The outline of a body shimmered into sight from her right. Riverche let out a sharp yelp as she instinctively squeezed her finger down on the trigger of her blaster, unloading the rest of her clip into the encroaching figure.
Ghost twisted, dipped, and weaved around the frantic flurry of blaster bolts, stepping right up into the Miraluka’s guard. In the same motion, the slender edge of a dagger flashed towards her face.
Riverche managed to lean away from the swipe and jabbed the butt of her pistol into Ghost’s forearm. The masked figure staggered a half a step and the Priestess drove her knee up into her opponents sternum to continue to drive him back.
Ghost caught the point of her knee with an open palm, pushing off of it and propelling himself backwards a few meters.

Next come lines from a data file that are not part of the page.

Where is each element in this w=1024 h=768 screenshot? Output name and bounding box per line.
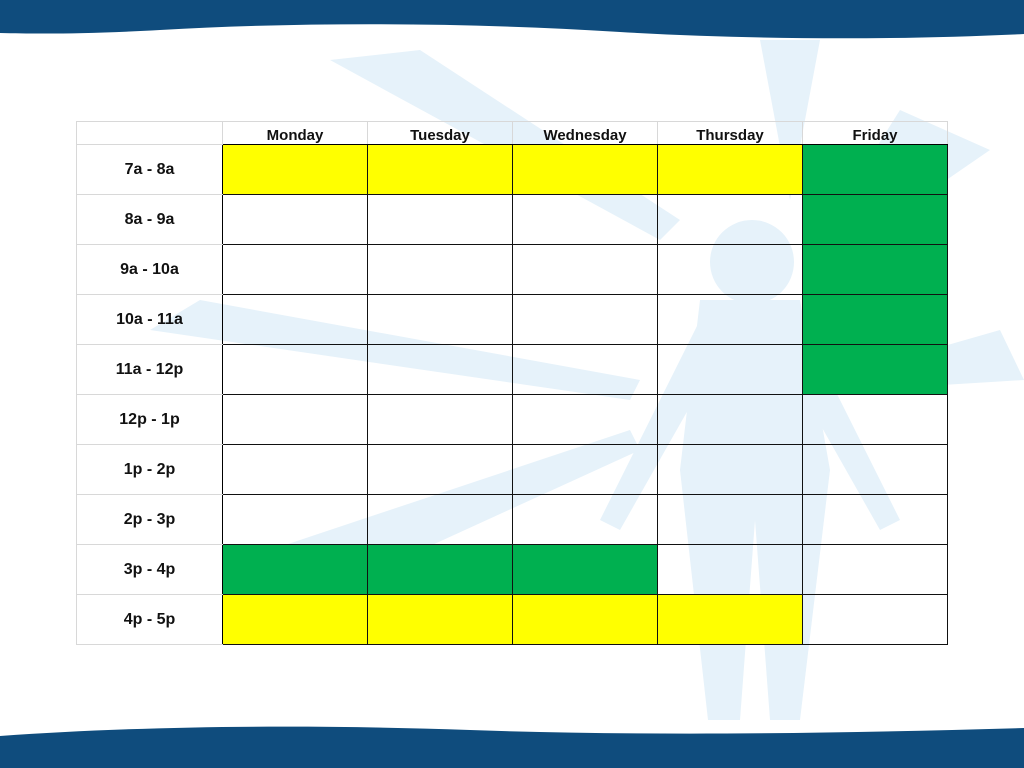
weekly-schedule-table: Monday Tuesday Wednesday Thursday Friday 7a …: [76, 121, 948, 645]
time-slot-label: 3p - 4p: [76, 544, 223, 595]
table-row: 1p - 2p: [76, 444, 948, 495]
day-header-wednesday: Wednesday: [512, 121, 658, 145]
schedule-cell-wednesday-yellow: [512, 144, 658, 195]
table-row: 4p - 5p: [76, 594, 948, 645]
time-slot-label: 7a - 8a: [76, 144, 223, 195]
day-header-friday: Friday: [802, 121, 948, 145]
schedule-cell-tuesday-empty: [367, 294, 513, 345]
schedule-cell-friday-green: [802, 194, 948, 245]
schedule-cell-tuesday-empty: [367, 394, 513, 445]
schedule-cell-monday-empty: [222, 344, 368, 395]
schedule-cell-monday-empty: [222, 494, 368, 545]
table-row: 8a - 9a: [76, 194, 948, 245]
schedule-cell-friday-empty: [802, 444, 948, 495]
schedule-cell-tuesday-empty: [367, 494, 513, 545]
schedule-cell-thursday-empty: [657, 544, 803, 595]
table-row: 12p - 1p: [76, 394, 948, 445]
schedule-cell-thursday-empty: [657, 394, 803, 445]
schedule-cell-monday-empty: [222, 294, 368, 345]
schedule-cell-monday-empty: [222, 444, 368, 495]
schedule-cell-thursday-yellow: [657, 594, 803, 645]
day-header-thursday: Thursday: [657, 121, 803, 145]
schedule-cell-thursday-yellow: [657, 144, 803, 195]
table-row: 11a - 12p: [76, 344, 948, 395]
schedule-cell-monday-yellow: [222, 594, 368, 645]
corner-cell: [76, 121, 223, 145]
schedule-cell-wednesday-green: [512, 544, 658, 595]
table-row: 3p - 4p: [76, 544, 948, 595]
table-row: 9a - 10a: [76, 244, 948, 295]
time-slot-label: 2p - 3p: [76, 494, 223, 545]
table-row: 2p - 3p: [76, 494, 948, 545]
schedule-cell-friday-green: [802, 344, 948, 395]
header-row: Monday Tuesday Wednesday Thursday Friday: [76, 121, 948, 145]
time-slot-label: 9a - 10a: [76, 244, 223, 295]
schedule-cell-thursday-empty: [657, 194, 803, 245]
schedule-cell-tuesday-yellow: [367, 144, 513, 195]
schedule-cell-friday-empty: [802, 544, 948, 595]
schedule-cell-monday-green: [222, 544, 368, 595]
time-slot-label: 11a - 12p: [76, 344, 223, 395]
schedule-cell-tuesday-empty: [367, 444, 513, 495]
schedule-cell-wednesday-empty: [512, 444, 658, 495]
schedule-cell-friday-green: [802, 294, 948, 345]
table-row: 7a - 8a: [76, 144, 948, 195]
schedule-cell-tuesday-empty: [367, 244, 513, 295]
schedule-body: 7a - 8a 8a - 9a 9a - 10a 10a - 11a 11a - 12p…: [76, 144, 948, 645]
schedule-cell-tuesday-empty: [367, 194, 513, 245]
schedule-cell-wednesday-empty: [512, 244, 658, 295]
schedule-cell-thursday-empty: [657, 294, 803, 345]
time-slot-label: 10a - 11a: [76, 294, 223, 345]
schedule-cell-friday-empty: [802, 394, 948, 445]
time-slot-label: 4p - 5p: [76, 594, 223, 645]
schedule-cell-friday-empty: [802, 594, 948, 645]
schedule-cell-monday-yellow: [222, 144, 368, 195]
schedule-cell-tuesday-empty: [367, 344, 513, 395]
bottom-banner: [0, 718, 1024, 768]
top-banner: [0, 0, 1024, 44]
schedule-cell-monday-empty: [222, 394, 368, 445]
schedule-cell-thursday-empty: [657, 494, 803, 545]
day-header-tuesday: Tuesday: [367, 121, 513, 145]
schedule-cell-friday-green: [802, 244, 948, 295]
schedule-cell-thursday-empty: [657, 344, 803, 395]
schedule-cell-wednesday-empty: [512, 344, 658, 395]
schedule-cell-monday-empty: [222, 194, 368, 245]
schedule-cell-wednesday-yellow: [512, 594, 658, 645]
schedule-cell-wednesday-empty: [512, 494, 658, 545]
table-row: 10a - 11a: [76, 294, 948, 345]
schedule-cell-thursday-empty: [657, 444, 803, 495]
time-slot-label: 12p - 1p: [76, 394, 223, 445]
schedule-cell-friday-green: [802, 144, 948, 195]
schedule-cell-monday-empty: [222, 244, 368, 295]
time-slot-label: 1p - 2p: [76, 444, 223, 495]
schedule-cell-tuesday-yellow: [367, 594, 513, 645]
schedule-cell-wednesday-empty: [512, 194, 658, 245]
schedule-cell-tuesday-green: [367, 544, 513, 595]
schedule-cell-wednesday-empty: [512, 294, 658, 345]
schedule-cell-thursday-empty: [657, 244, 803, 295]
schedule-cell-friday-empty: [802, 494, 948, 545]
time-slot-label: 8a - 9a: [76, 194, 223, 245]
day-header-monday: Monday: [222, 121, 368, 145]
schedule-cell-wednesday-empty: [512, 394, 658, 445]
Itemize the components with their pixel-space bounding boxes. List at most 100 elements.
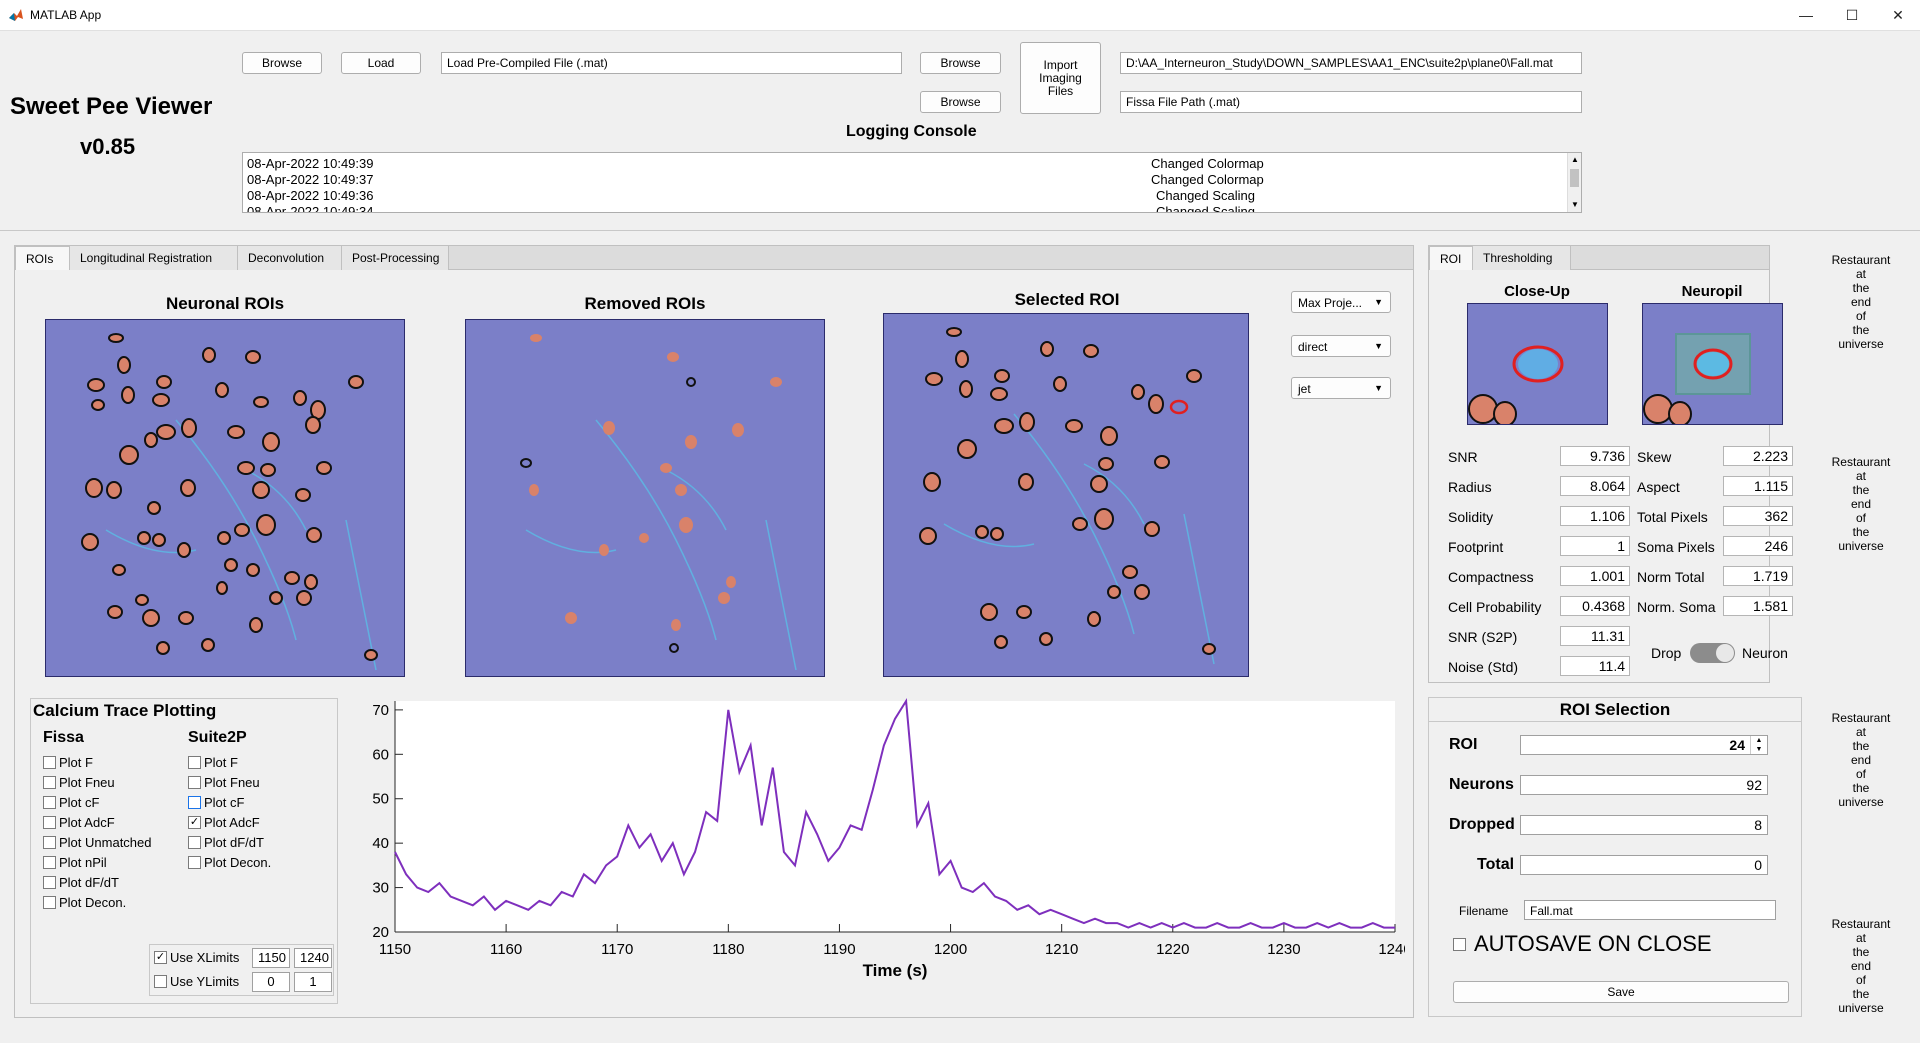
right-tab-group: ROI Thresholding Close-Up Neuropil SNR 9…: [1428, 245, 1793, 683]
fissa-path-input[interactable]: Fissa File Path (.mat): [1120, 91, 1582, 113]
metric-value[interactable]: 9.736: [1560, 446, 1630, 466]
s2p-plot-cf-checkbox[interactable]: Plot cF: [188, 795, 244, 810]
closeup-image[interactable]: [1467, 303, 1608, 425]
use-xlimits-checkbox[interactable]: ✓ Use XLimits: [154, 950, 240, 965]
selected-roi-image[interactable]: [883, 313, 1249, 677]
removed-rois-image[interactable]: [465, 319, 825, 677]
calcium-trace-chart[interactable]: 1150 1160 1170 1180 1190 1200 1210 1220 1230 1240…: [355, 696, 1412, 1014]
s2p-plot-f-checkbox[interactable]: Plot F: [188, 755, 238, 770]
neuronal-rois-image[interactable]: [45, 319, 405, 677]
fissa-plot-f-checkbox[interactable]: Plot F: [43, 755, 93, 770]
tab-deconvolution[interactable]: Deconvolution: [238, 246, 342, 270]
spinner-arrows-icon[interactable]: ▲ ▼: [1750, 736, 1767, 754]
trace-plot: 1150 1160 1170 1180 1190 1200 1210 1220 1230 1240…: [372, 697, 1412, 980]
log-scroll-thumb[interactable]: [1570, 169, 1579, 187]
log-time: 08-Apr-2022 10:49:34: [247, 204, 374, 213]
use-ylimits-checkbox[interactable]: Use YLimits: [154, 974, 239, 989]
metric-value[interactable]: 1.001: [1560, 566, 1630, 586]
s2p-plot-fneu-checkbox[interactable]: Plot Fneu: [188, 775, 260, 790]
browse-precompiled-button[interactable]: Browse: [242, 52, 322, 74]
colormap-dropdown[interactable]: jet ▼: [1291, 377, 1391, 399]
side-label-1: Restaurant at the end of the universe: [1831, 253, 1891, 351]
metric-value[interactable]: 1.581: [1723, 596, 1793, 616]
selected-roi-title: Selected ROI: [1014, 290, 1120, 309]
close-icon[interactable]: ✕: [1892, 7, 1904, 23]
minimize-icon[interactable]: —: [1799, 7, 1813, 23]
fissa-plot-npil-checkbox[interactable]: Plot nPil: [43, 855, 107, 870]
metric-value[interactable]: 0.4368: [1560, 596, 1630, 616]
roi-selection-title: ROI Selection: [1429, 698, 1801, 722]
import-imaging-files-button[interactable]: Import Imaging Files: [1020, 42, 1101, 114]
neuropil-image[interactable]: [1642, 303, 1783, 425]
metric-label: Footprint: [1448, 539, 1504, 555]
selected-roi-outline: [1169, 399, 1189, 415]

Her breathing frantic, Riverche placed a hand over her cheek and pulled it away to see a smear of crimson liquid. She stared at her hand mutely, watching her own blood trickle through her fingers. The blood of a Shadesworn. Marick had given his life to protecting and serving Arcona. He would die before letting anything happen to one of his own.
But if this masked figure wasn’t Marick...
She was facing something else entirely. She had corned herself into a closed space where her blaster would be less than effective, and she doubted the masked figure would give her time to reload.
And then his emerald lightsaber hissed to life.